Early in the morning we drove out to Eeklo, a town of around twenty thousand people to meet one of the co-op’s founders Jan De Pauw, who showed us around.
Eeklo was the location of the first EcoPower wind turbines and 5 of the 8 turbines in the town belong to the cooperative. This is largely due to the progressive tendering process used by the local council, who alongside seeking an annual site rent of €25k, asked tenderers to demonstrate additional benefits they would bring to the local community. As a cooperative wholly owned by its members EcoPower was able to provide significant evidence of local involvement and participation and was awarded the concession.
EcoPower only sells to its member/investors, but as minimum investment is so low, the coop now supplies over 500 of the 8,000 houses in the immediate area and last year was able to provide power at 20% below average market rate. Amazing what you can do when you don’t have to generate profits for external shareholders!
We visited one of the more recent turbines a 2.3MW installation, which uses ‘direct drive’ technology, rather than having a gear box – resulting in the smaller egg-shaped turbine (energy geeks can click on the image below for more details). This means that though the turbines are more expensive to install, they run very quietly and require much less maintenance – Jan says over 20 years the costs are the more or less the same.
When we arrived the turbine was in ‘shadow mode’ – the blades were not turning – this happens for around 20 minutes a day in the 6 months of the year when the shadow of the turbine falls on a local industrial unit. By law turbines can’t cast a moving shadow on people’s homes or work places, as the rapid and intermitant changes in light might do the occupants’ heads in. Very civilised.
Said ‘industrial unit’ is actually a municipal waste incinerator and EcoPower are currently negotiating a process by which they can reclaim some of the waste heat produced by the plant for for energy production.
We had our meetings in the ‘Eeklo centrumstad’, an inspirational business and industrial site with a number of carbon-neutral buildings (the first in Belgium), as well as solar production and a bio-diesel combined heat and power plant (running at 250kW). The bio-diesel plant is only run during the daytime and only in winter, when PV generation is low and the surrounding buildings need heating. As well as generating power the plant also recovers the heat produced in a 120,000ltr insulated water plant, which will form part of a heat-main they are currently installing.

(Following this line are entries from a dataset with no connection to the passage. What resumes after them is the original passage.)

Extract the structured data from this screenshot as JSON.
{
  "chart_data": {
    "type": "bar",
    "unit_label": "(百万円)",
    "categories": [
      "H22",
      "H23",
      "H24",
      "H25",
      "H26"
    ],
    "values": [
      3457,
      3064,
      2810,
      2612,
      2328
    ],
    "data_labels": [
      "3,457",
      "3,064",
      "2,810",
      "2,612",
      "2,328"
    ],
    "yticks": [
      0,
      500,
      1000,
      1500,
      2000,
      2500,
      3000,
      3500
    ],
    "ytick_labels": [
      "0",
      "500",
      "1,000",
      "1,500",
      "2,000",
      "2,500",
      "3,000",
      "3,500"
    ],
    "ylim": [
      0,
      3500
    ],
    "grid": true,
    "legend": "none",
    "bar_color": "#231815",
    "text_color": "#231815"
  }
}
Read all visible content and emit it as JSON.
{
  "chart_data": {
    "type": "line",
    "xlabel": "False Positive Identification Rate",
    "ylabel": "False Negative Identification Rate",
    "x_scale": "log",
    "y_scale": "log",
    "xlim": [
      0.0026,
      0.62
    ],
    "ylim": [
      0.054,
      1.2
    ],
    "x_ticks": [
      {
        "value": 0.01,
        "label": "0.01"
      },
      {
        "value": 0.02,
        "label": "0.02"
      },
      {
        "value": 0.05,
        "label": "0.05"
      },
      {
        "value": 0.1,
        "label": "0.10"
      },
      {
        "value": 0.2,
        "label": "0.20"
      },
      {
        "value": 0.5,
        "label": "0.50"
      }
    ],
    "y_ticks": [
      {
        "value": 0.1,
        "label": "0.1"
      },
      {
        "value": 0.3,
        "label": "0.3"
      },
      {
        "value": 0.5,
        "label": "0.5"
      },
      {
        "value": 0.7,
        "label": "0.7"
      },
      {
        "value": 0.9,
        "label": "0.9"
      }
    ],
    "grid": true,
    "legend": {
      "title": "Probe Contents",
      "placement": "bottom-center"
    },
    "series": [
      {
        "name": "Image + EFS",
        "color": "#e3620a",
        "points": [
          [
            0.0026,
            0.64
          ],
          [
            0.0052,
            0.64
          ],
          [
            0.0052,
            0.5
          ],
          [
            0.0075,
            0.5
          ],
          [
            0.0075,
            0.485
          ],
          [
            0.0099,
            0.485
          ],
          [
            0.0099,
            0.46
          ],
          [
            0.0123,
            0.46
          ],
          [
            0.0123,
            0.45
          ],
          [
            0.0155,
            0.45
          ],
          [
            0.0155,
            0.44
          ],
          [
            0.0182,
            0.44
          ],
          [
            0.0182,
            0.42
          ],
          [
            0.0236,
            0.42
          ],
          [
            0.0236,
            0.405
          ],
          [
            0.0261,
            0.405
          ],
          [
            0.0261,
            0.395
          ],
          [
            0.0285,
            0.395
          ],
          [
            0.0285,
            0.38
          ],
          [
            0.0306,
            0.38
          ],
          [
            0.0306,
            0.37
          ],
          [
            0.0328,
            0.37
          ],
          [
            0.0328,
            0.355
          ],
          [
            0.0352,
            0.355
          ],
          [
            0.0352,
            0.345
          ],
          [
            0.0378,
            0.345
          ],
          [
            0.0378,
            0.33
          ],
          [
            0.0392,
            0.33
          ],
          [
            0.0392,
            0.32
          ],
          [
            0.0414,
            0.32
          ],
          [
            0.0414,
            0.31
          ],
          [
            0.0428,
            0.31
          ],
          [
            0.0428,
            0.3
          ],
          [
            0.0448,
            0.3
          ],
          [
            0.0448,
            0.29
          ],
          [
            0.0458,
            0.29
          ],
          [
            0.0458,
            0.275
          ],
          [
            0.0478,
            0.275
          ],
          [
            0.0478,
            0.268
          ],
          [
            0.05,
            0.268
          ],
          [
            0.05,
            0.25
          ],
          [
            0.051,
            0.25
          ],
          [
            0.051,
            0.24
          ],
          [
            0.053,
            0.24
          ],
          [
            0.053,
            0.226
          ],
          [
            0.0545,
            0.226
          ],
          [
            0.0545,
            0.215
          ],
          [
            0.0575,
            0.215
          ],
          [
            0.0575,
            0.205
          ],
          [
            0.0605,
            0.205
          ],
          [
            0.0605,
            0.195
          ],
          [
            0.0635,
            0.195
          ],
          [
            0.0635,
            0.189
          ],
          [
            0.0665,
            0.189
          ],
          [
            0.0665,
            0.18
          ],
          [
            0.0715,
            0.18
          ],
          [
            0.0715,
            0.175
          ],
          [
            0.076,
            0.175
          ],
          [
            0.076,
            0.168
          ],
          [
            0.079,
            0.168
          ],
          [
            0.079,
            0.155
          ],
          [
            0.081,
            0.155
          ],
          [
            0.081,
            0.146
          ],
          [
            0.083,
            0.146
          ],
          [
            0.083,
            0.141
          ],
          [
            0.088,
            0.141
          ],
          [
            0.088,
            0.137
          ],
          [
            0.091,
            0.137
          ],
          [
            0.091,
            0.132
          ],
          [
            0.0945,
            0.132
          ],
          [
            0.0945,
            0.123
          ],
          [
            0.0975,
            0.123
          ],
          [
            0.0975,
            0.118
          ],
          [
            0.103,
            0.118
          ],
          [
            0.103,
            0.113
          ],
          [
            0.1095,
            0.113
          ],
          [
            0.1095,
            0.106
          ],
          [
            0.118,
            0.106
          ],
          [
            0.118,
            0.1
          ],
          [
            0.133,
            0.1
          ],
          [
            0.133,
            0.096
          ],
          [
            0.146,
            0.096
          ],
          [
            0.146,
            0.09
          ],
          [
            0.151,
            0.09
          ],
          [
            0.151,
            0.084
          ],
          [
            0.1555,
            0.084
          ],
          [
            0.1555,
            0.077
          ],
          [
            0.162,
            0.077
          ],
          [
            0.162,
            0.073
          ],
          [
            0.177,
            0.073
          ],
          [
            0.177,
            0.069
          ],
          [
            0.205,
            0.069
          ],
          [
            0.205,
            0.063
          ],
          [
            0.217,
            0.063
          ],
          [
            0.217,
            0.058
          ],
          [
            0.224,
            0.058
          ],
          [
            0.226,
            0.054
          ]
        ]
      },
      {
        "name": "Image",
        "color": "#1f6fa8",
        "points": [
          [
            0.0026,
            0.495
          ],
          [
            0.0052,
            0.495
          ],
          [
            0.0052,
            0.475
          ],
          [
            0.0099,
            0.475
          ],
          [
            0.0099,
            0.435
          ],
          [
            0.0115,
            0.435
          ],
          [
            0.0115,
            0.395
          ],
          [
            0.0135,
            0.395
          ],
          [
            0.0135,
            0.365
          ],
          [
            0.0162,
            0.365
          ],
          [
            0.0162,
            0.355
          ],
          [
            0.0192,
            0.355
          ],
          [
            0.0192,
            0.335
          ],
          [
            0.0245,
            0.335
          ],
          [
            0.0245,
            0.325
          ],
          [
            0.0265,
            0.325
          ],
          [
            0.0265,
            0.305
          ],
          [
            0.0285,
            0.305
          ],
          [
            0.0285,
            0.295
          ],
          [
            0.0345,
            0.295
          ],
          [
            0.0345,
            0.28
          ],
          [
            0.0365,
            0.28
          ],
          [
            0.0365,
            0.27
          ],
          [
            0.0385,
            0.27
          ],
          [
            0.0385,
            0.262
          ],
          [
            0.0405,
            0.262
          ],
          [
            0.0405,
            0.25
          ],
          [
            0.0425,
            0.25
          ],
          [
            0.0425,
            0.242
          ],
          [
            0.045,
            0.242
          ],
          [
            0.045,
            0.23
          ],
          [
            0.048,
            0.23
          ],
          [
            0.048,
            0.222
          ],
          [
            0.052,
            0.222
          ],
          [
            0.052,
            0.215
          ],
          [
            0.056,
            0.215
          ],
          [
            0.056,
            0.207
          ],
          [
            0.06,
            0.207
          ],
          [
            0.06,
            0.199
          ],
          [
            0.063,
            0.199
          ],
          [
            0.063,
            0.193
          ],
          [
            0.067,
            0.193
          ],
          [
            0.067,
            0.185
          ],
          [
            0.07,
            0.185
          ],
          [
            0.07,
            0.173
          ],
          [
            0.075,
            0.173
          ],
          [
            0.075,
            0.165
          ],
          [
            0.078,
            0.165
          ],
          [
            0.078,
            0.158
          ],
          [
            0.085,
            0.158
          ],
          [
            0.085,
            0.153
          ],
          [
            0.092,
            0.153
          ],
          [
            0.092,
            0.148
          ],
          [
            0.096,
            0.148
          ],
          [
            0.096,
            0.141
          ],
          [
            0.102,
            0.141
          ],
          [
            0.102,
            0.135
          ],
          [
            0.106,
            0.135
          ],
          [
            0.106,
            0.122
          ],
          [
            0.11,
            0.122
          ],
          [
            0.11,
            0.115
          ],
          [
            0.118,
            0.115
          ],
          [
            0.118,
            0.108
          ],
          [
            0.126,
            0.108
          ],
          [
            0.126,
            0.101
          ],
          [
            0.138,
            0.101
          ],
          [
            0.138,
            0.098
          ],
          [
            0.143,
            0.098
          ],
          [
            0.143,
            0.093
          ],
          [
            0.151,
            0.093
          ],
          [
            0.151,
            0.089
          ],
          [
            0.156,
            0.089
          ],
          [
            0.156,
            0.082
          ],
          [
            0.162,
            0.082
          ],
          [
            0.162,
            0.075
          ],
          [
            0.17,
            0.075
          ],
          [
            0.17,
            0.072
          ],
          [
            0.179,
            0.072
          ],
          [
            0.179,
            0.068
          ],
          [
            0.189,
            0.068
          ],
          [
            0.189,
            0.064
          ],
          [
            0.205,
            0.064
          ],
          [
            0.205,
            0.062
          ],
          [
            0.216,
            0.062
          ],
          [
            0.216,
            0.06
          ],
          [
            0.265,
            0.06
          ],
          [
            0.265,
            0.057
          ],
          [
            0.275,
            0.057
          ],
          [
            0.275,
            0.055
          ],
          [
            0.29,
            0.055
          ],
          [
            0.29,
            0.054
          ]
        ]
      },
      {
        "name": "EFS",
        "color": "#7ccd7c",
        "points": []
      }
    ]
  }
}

The feedstock comes from local farmers, who were persuaded to replace imported soya animal feed by growing their own rapeseed, the solids from the crop (2/3 by weight) is fed to animals and the remaining oil is burnt in a conventional diesel generator. The only alteration necessary was to add a heating element to the oil store, which heats the oil to a consistent 60 degrees before burning – this deals with the oil being more viscous than fossil-fuel diesel. Jan’s view is that bio-fuels only really work at a smaller scale such as this, where feedstocks can be locally sourced without adversely affecting local food production or the environment. Really reassuring to see such holistic thinking, EcoPower are definitely our kind of people with a brilliant cooperative model.

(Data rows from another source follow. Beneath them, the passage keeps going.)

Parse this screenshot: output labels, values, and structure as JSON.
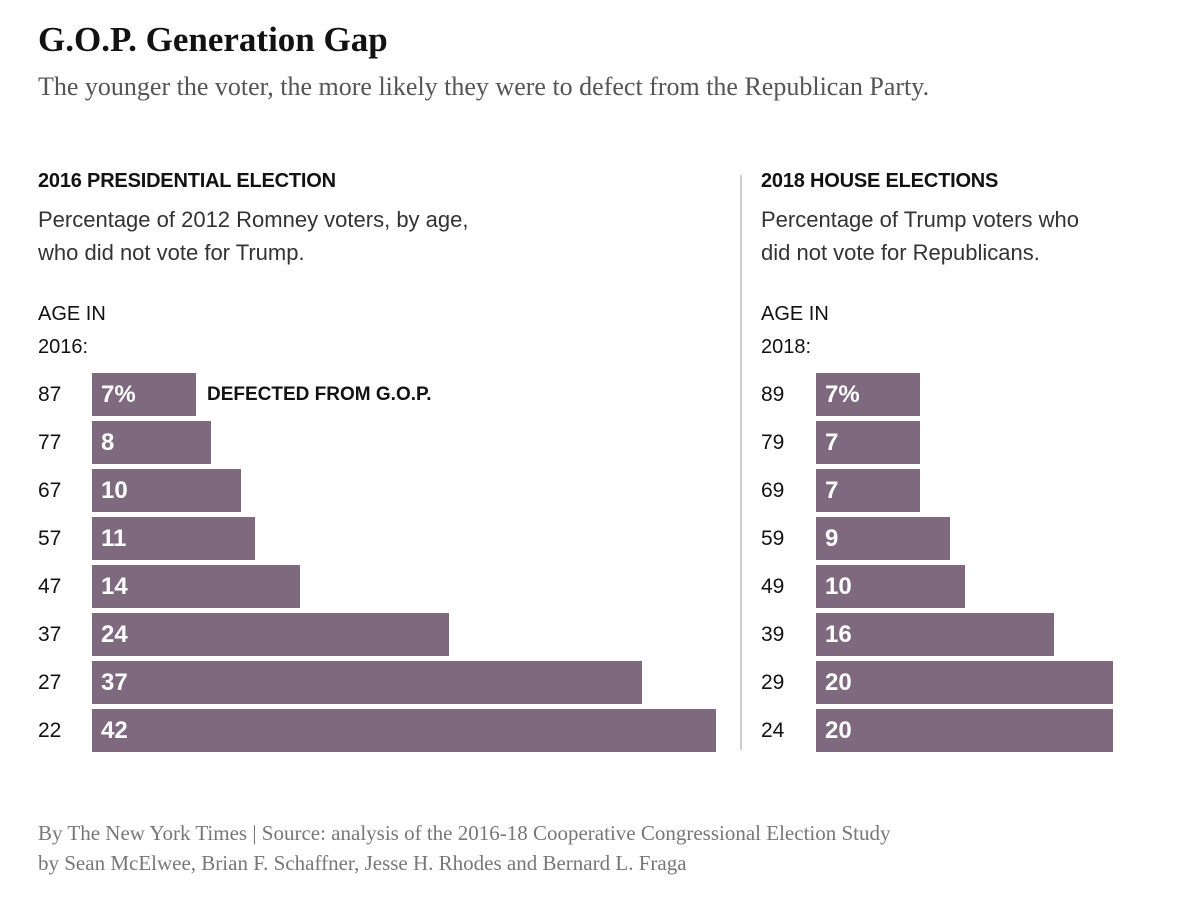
{
  "title": "G.O.P. Generation Gap",
  "subtitle": "The younger the voter, the more likely they were to defect from the Republican Party.",
  "footer": {
    "line1": "By The New York Times | Source: analysis of the 2016-18 Cooperative Congressional Election Study",
    "line2": "by Sean McElwee, Brian F. Schaffner, Jesse H. Rhodes and Bernard L. Fraga"
  },
  "colors": {
    "bar": "#7f697f",
    "bar_text": "#ffffff",
    "divider": "#cfcfcf"
  },
  "chart_data": [
    {
      "type": "bar",
      "orientation": "horizontal",
      "title": "2016 PRESIDENTIAL ELECTION",
      "description_line1": "Percentage of 2012 Romney voters, by age,",
      "description_line2": "who did not vote for Trump.",
      "axis_label_line1": "AGE IN",
      "axis_label_line2": "2016:",
      "annotation": "DEFECTED FROM G.O.P.",
      "categories": [
        "87",
        "77",
        "67",
        "57",
        "47",
        "37",
        "27",
        "22"
      ],
      "values": [
        7,
        8,
        10,
        11,
        14,
        24,
        37,
        42
      ],
      "value_labels": [
        "7%",
        "8",
        "10",
        "11",
        "14",
        "24",
        "37",
        "42"
      ],
      "xlim": [
        0,
        42
      ]
    },
    {
      "type": "bar",
      "orientation": "horizontal",
      "title": "2018 HOUSE ELECTIONS",
      "description_line1": "Percentage of Trump voters who",
      "description_line2": "did not vote for Republicans.",
      "axis_label_line1": "AGE IN",
      "axis_label_line2": "2018:",
      "categories": [
        "89",
        "79",
        "69",
        "59",
        "49",
        "39",
        "29",
        "24"
      ],
      "values": [
        7,
        7,
        7,
        9,
        10,
        16,
        20,
        20
      ],
      "value_labels": [
        "7%",
        "7",
        "7",
        "9",
        "10",
        "16",
        "20",
        "20"
      ],
      "xlim": [
        0,
        20
      ]
    }
  ]
}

Everywhere you can see the social elements of the co-op’s work, such as a second-hand goods store on-site providing employment for local people who’ve found problems finding employment elsewhere. There is also a solar shelter in the town where local residents can charge their electric bikes for free!
But before you pack your bags to move to this energy utopia, the future is not all roses. Jan points out that new local renewable production can’t compete with the cheap Icelandic renewable certificates that are being slapped on local nuclear and fossil fuel energy. Basically, as Norway and Iceland have 100% renewable energy, they can ‘grey’ their energy by selling 30% of their renewable energy certificates to Belgian dirty energy producers and still claim to be 70% renewable themselves. The danger is that this will continue to undermine the expansion of local renewable energy generation for the foreseeable future.
So Merci, Dank u wel & tot ziens to EcoPower, we look forward to welcoming you to Manchester next year.